One of the Nexus 7’s is locked in portrait mode and the other is allowed to rotate (which in the stand means landscape).  All of the rest of the phones are locked in portrait.  I use these stands to hold the phones and have been really happy with them (and have a few spares off to the left of the picture).

At this point the android agents are very stable.  They can run for weeks at a time without supervision and when I do need to do something it’s usually a matter of remotely rebooting one of the phones (and then it comes right back up).  After we add a little more logic to the nodejs agent to do the rebooting itself they should become completely hands-free.

Unlike the desktop testing, the phone screens are on and visible while tests are running so every now and then I worry that the kids may walk in while someone is testing a NSFW site but they don’t really go in there (something to be aware of when you set up mobile testing though).

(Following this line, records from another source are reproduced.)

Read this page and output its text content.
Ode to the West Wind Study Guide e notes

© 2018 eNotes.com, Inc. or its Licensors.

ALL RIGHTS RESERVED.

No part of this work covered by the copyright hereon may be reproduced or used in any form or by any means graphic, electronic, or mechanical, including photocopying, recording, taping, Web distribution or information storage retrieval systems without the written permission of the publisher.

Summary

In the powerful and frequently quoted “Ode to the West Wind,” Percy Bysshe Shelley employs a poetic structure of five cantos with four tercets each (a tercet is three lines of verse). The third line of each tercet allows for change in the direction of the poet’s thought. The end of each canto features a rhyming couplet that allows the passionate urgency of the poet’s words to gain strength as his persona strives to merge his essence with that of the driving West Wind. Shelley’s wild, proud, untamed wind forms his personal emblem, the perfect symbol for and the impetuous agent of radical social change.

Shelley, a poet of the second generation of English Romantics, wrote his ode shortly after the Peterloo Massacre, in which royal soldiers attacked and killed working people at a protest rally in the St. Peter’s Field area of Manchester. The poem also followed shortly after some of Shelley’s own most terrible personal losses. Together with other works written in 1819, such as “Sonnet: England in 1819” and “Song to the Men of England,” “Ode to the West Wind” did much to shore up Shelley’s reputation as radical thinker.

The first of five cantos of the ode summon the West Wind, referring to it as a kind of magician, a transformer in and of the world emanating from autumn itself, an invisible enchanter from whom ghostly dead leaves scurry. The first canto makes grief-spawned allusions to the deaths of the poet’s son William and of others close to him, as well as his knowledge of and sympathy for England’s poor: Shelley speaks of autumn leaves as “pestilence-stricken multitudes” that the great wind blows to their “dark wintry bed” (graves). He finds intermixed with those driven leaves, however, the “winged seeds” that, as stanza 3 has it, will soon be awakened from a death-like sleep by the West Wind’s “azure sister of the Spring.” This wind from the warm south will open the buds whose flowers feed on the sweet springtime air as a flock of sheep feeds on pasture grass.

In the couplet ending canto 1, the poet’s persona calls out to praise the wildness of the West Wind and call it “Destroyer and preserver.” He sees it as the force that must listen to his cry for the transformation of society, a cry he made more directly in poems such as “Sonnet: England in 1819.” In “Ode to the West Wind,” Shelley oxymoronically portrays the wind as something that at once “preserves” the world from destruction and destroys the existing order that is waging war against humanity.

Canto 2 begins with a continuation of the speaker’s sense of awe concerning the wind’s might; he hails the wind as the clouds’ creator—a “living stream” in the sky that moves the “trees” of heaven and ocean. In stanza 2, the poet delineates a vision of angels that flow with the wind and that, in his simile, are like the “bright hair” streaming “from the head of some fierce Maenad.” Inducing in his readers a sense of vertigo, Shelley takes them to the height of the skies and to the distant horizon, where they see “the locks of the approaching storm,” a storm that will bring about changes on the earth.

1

One question I get asked a lot is why I don’t host it all in a data center somewhere (or run a bunch of it in the cloud).  Maybe I’m old-school but I like having the hardware close by in case I need to do something that requires physical access and the costs are WAY cheaper that if I was to host it somewhere else.  The increased power bill is very slight (10’s of dollars a month), I’d have an Internet connection anyway so the incremental cost for the business line is also 10’s of dollars per month and the server and storage costs were one-time costs that were less than even a couple of months of hosting.  Yes, I need to replace drives from time to time but at $150 per 4TB drive, that’s still a LOT cheaper than storing 20TB of data in the cloud (not to mention the benefit of having it all on the same network).